Of course, because we looked up to anyone who had as much as a stripe on their uniform and a loud voice, we thought tattoos were the way to go to make us full-fledged swabbies. So, the second thing (can you guess the first?) we did whenever we went ashore was to look up tattoo parlors to check out the designs. Since most of us were no more than 18, we couldn’t drink legally. Of course, that never stopped us then, as it never does today, and we showed how really grown up we were by getting blotto every chance we had.
On $54 a month, a booze budget doesn’t go very far, especially if you need the money for incidentals like toiletries, pogy bait (candy) and malteds at the gedunk (ship’s soda fountain), as well as some $10 for a dinner-and-movie dates with a local San Francisco V-girl. Old WW2ers will remember those as underage ladies who wanted to do their all for victory.
To show off our salty sides to those girls by getting our tattoos, most of us decided we needed to be very drunk before we’d be stupid enough to have our skins illustrated. So, one night, three other guys and I, with the help of one fake ID, bought a bottle of liquor and proceeded to prepare for the ordeal. Several hours later, we staggered into a tattoo parlor, gritted through the pain and had the job done. Fortunately for me, I was feeling just a bit patriotic and all I got was a modest Navy emblem on one shoulder. Anyhow, I only had $5 left until payday, and I couldn’t afford anything more illustrative.
After getting back to the ship and sobering up some hours later, and was on my way for a shower, I looked at my shoulder. It was swollen, red and throbbing like mad. The sharp emblem picture now dripped with blood and the obvious fluid of an infection. Thinking it was just a normal part of the healing, I scrubbed it thoroughly in the shower and staggered off to my bunk. When I awoke the next morning it felt as if someone was pounding my shoulder with a sledge hammer. The swelling and discoloration were much worse, and when I tried to stand, I fell back on the bunk. A couple of the other guys helped me down to the ship’s sick bay. When the pharmacist’s mate looked at it, he shook his head. I had a raging infection and needed immediate emergency treatment.

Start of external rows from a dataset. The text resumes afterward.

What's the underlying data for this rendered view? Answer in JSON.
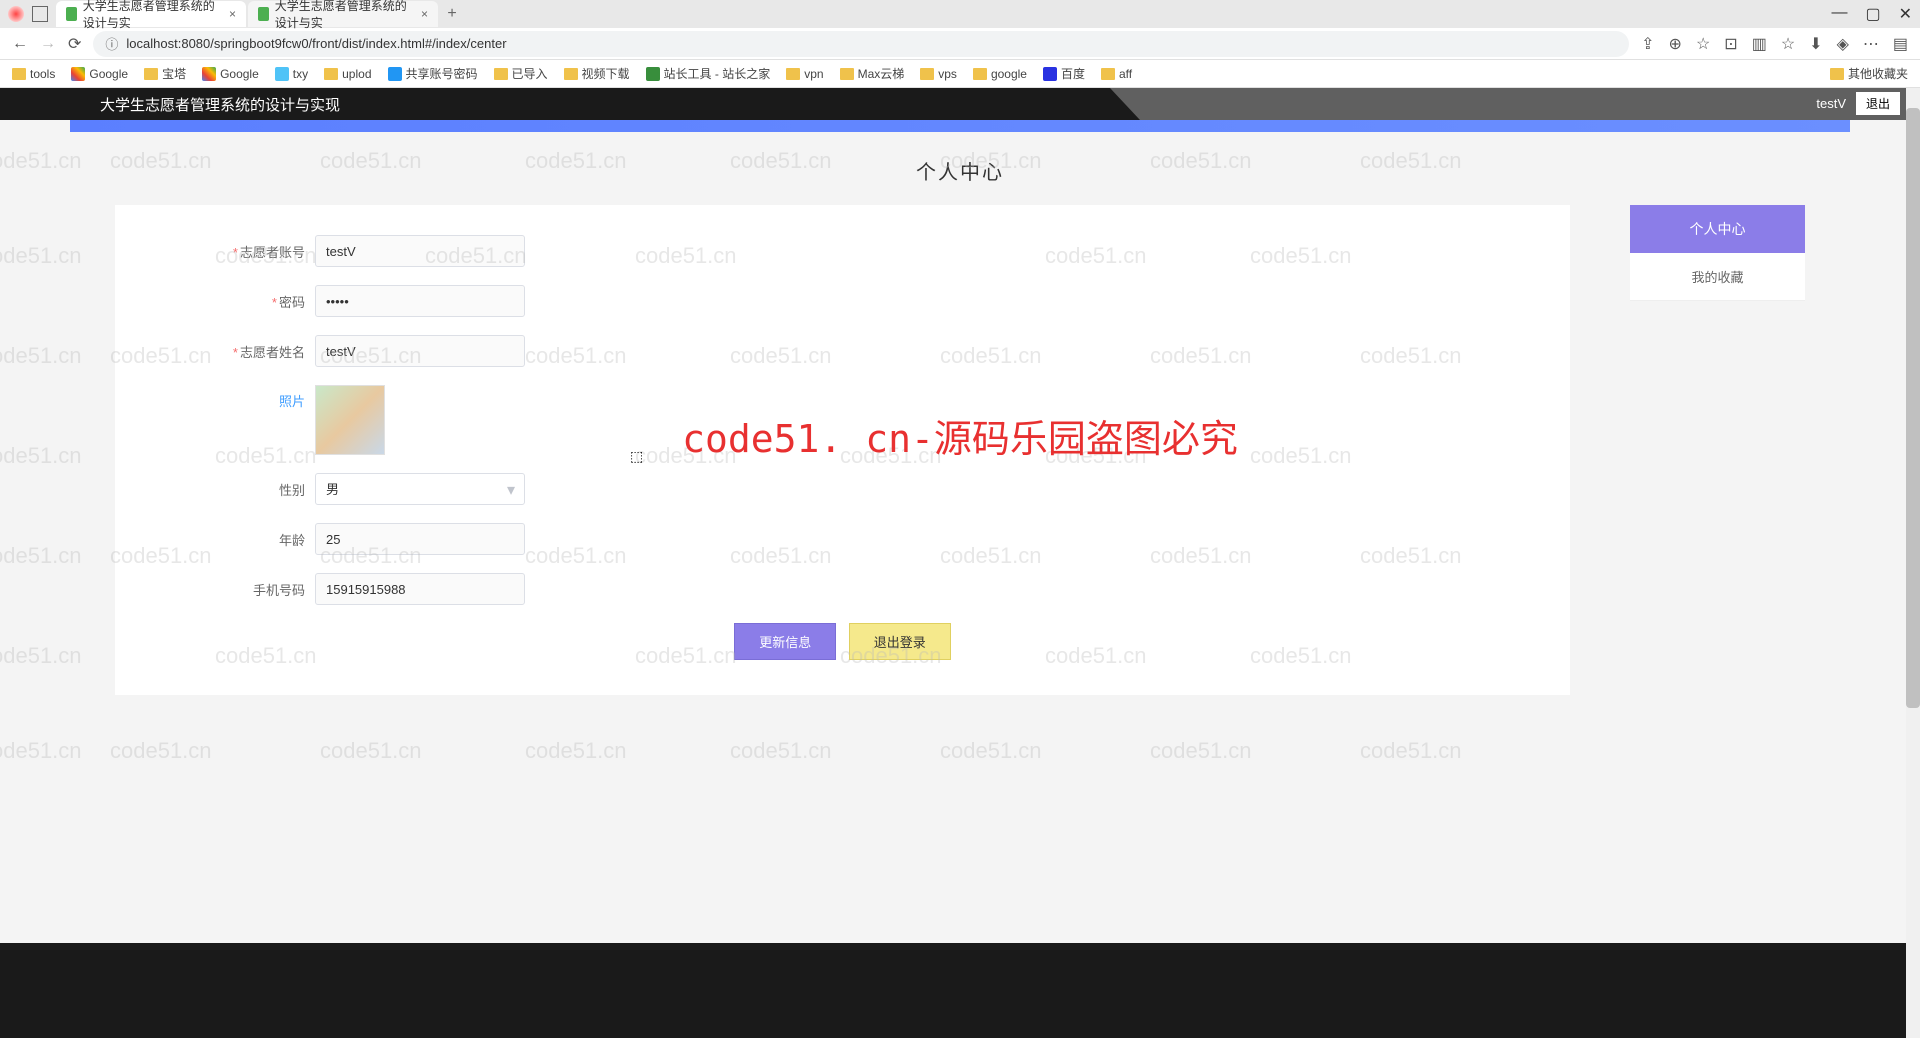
{
  "browser": {
    "tabs": [
      {
        "title": "大学生志愿者管理系统的设计与实",
        "active": true
      },
      {
        "title": "大学生志愿者管理系统的设计与实",
        "active": false
      }
    ],
    "url": "localhost:8080/springboot9fcw0/front/dist/index.html#/index/center",
    "bookmarks": [
      {
        "label": "tools",
        "type": "folder"
      },
      {
        "label": "Google",
        "type": "link"
      },
      {
        "label": "宝塔",
        "type": "folder"
      },
      {
        "label": "Google",
        "type": "link"
      },
      {
        "label": "txy",
        "type": "link"
      },
      {
        "label": "uplod",
        "type": "link"
      },
      {
        "label": "共享账号密码",
        "type": "link"
      },
      {
        "label": "已导入",
        "type": "folder"
      },
      {
        "label": "视频下载",
        "type": "folder"
      },
      {
        "label": "站长工具 - 站长之家",
        "type": "link"
      },
      {
        "label": "vpn",
        "type": "folder"
      },
      {
        "label": "Max云梯",
        "type": "link"
      },
      {
        "label": "vps",
        "type": "folder"
      },
      {
        "label": "google",
        "type": "folder"
      },
      {
        "label": "百度",
        "type": "link"
      },
      {
        "label": "aff",
        "type": "folder"
      }
    ],
    "other_bookmarks": "其他收藏夹"
  },
  "app": {
    "title": "大学生志愿者管理系统的设计与实现",
    "user": "testV",
    "logout": "退出",
    "page_heading": "个人中心",
    "form": {
      "account_label": "志愿者账号",
      "account_value": "testV",
      "password_label": "密码",
      "password_value": "•••••",
      "name_label": "志愿者姓名",
      "name_value": "testV",
      "photo_label": "照片",
      "gender_label": "性别",
      "gender_value": "男",
      "age_label": "年龄",
      "age_value": "25",
      "phone_label": "手机号码",
      "phone_value": "15915915988"
    },
    "buttons": {
      "update": "更新信息",
      "logout": "退出登录"
    },
    "side": {
      "center": "个人中心",
      "favorites": "我的收藏"
    }
  },
  "watermark": {
    "main": "code51. cn-源码乐园盗图必究",
    "repeat": "code51.cn"
  }
}
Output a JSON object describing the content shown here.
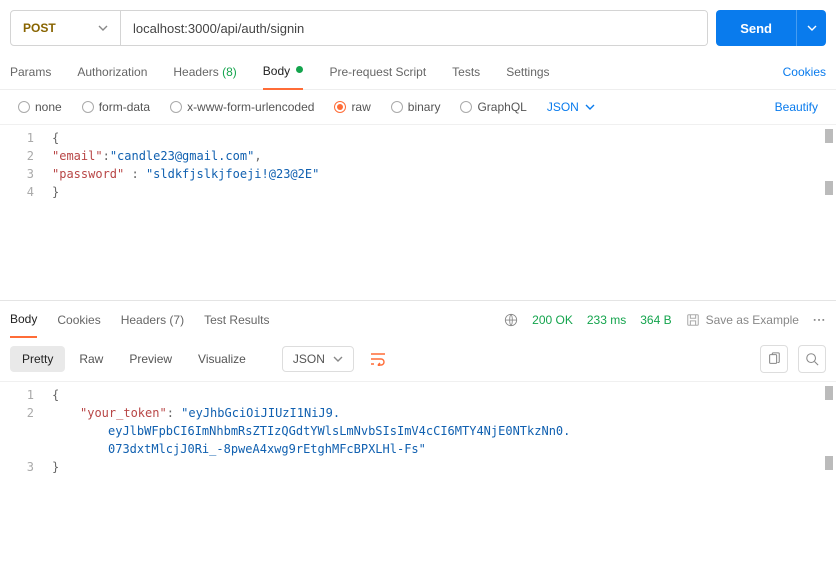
{
  "request": {
    "method": "POST",
    "url": "localhost:3000/api/auth/signin",
    "sendLabel": "Send"
  },
  "reqTabs": {
    "params": "Params",
    "authorization": "Authorization",
    "headers": "Headers",
    "headersCount": "(8)",
    "body": "Body",
    "preRequest": "Pre-request Script",
    "tests": "Tests",
    "settings": "Settings",
    "cookies": "Cookies"
  },
  "bodyTypes": {
    "none": "none",
    "formData": "form-data",
    "urlencoded": "x-www-form-urlencoded",
    "raw": "raw",
    "binary": "binary",
    "graphql": "GraphQL",
    "rawFormat": "JSON",
    "beautify": "Beautify"
  },
  "reqBody": {
    "lines": [
      "1",
      "2",
      "3",
      "4"
    ],
    "l1_open": "{",
    "l2_key": "\"email\"",
    "l2_colon": ":",
    "l2_val": "\"candle23@gmail.com\"",
    "l2_comma": ",",
    "l3_key": "\"password\"",
    "l3_colon": " : ",
    "l3_val": "\"sldkfjslkjfoeji!@23@2E\"",
    "l4_close": "}"
  },
  "respTabs": {
    "body": "Body",
    "cookies": "Cookies",
    "headers": "Headers",
    "headersCount": "(7)",
    "testResults": "Test Results",
    "status": "200 OK",
    "time": "233 ms",
    "size": "364 B",
    "saveExample": "Save as Example"
  },
  "respView": {
    "pretty": "Pretty",
    "raw": "Raw",
    "preview": "Preview",
    "visualize": "Visualize",
    "format": "JSON"
  },
  "respBody": {
    "lines": [
      "1",
      "2",
      "3"
    ],
    "l1_open": "{",
    "l2_key": "\"your_token\"",
    "l2_colon": ": ",
    "l2_val1": "\"eyJhbGciOiJIUzI1NiJ9.",
    "l2_val2": "eyJlbWFpbCI6ImNhbmRsZTIzQGdtYWlsLmNvbSIsImV4cCI6MTY4NjE0NTkzNn0.",
    "l2_val3": "073dxtMlcjJ0Ri_-8pweA4xwg9rEtghMFcBPXLHl-Fs\"",
    "l3_close": "}"
  }
}
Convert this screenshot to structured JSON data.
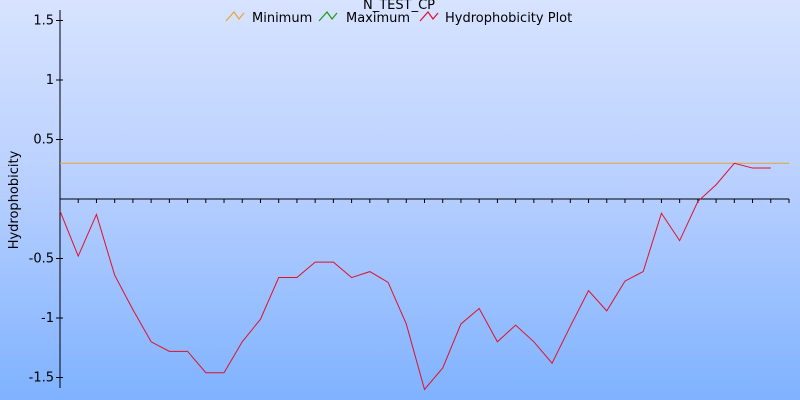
{
  "chart_data": {
    "type": "line",
    "title": "N_TEST_CP",
    "xlabel": "",
    "ylabel": "Hydrophobicity",
    "ylim": [
      -1.6,
      1.6
    ],
    "yticks": [
      1.5,
      1,
      0.5,
      -0.5,
      -1,
      -1.5
    ],
    "ytick_labels": [
      "1.5",
      "1",
      "0.5",
      "-0.5",
      "-1",
      "-1.5"
    ],
    "x_count": 41,
    "legend": {
      "placement": "top",
      "entries": [
        {
          "name": "Minimum",
          "color": "#e7a23a"
        },
        {
          "name": "Maximum",
          "color": "#1a9a1a"
        },
        {
          "name": "Hydrophobicity Plot",
          "color": "#e0102a"
        }
      ]
    },
    "series": [
      {
        "name": "Minimum",
        "color": "#e7a23a",
        "values": [
          0.3,
          0.3,
          0.3,
          0.3,
          0.3,
          0.3,
          0.3,
          0.3,
          0.3,
          0.3,
          0.3,
          0.3,
          0.3,
          0.3,
          0.3,
          0.3,
          0.3,
          0.3,
          0.3,
          0.3,
          0.3,
          0.3,
          0.3,
          0.3,
          0.3,
          0.3,
          0.3,
          0.3,
          0.3,
          0.3,
          0.3,
          0.3,
          0.3,
          0.3,
          0.3,
          0.3,
          0.3,
          0.3,
          0.3,
          0.3,
          0.3
        ]
      },
      {
        "name": "Hydrophobicity Plot",
        "color": "#e0102a",
        "values": [
          -0.1,
          -0.48,
          -0.13,
          -0.64,
          -0.93,
          -1.2,
          -1.28,
          -1.28,
          -1.46,
          -1.46,
          -1.2,
          -1.01,
          -0.66,
          -0.66,
          -0.53,
          -0.53,
          -0.66,
          -0.61,
          -0.7,
          -1.05,
          -1.6,
          -1.42,
          -1.05,
          -0.92,
          -1.2,
          -1.06,
          -1.2,
          -1.38,
          -1.07,
          -0.77,
          -0.94,
          -0.69,
          -0.61,
          -0.12,
          -0.35,
          -0.02,
          0.12,
          0.3,
          0.26,
          0.26,
          null
        ]
      }
    ]
  }
}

The outcome was that I rode a stretcher and ambulance to a Navy hospital, went into surgery and then spent three weeks there fighting off the effects of the infection. Maybe today, 65 years later, some antibiotics could have stopped the poison from spreading so quickly through my system, but the best they had then was penicillin, and I’m thankful it worked. I’m sure it saved my life, but it was touch and go for awhile.
Of course, most tattoo parlors today practice higher sanitary standards, and are monitored by city health agencies. Although they still occur, infections are relatively rare. Maybe I’m prejudiced by my own experience, but I can’t understand why mutilating your body and risking infection in such a way makes any sense.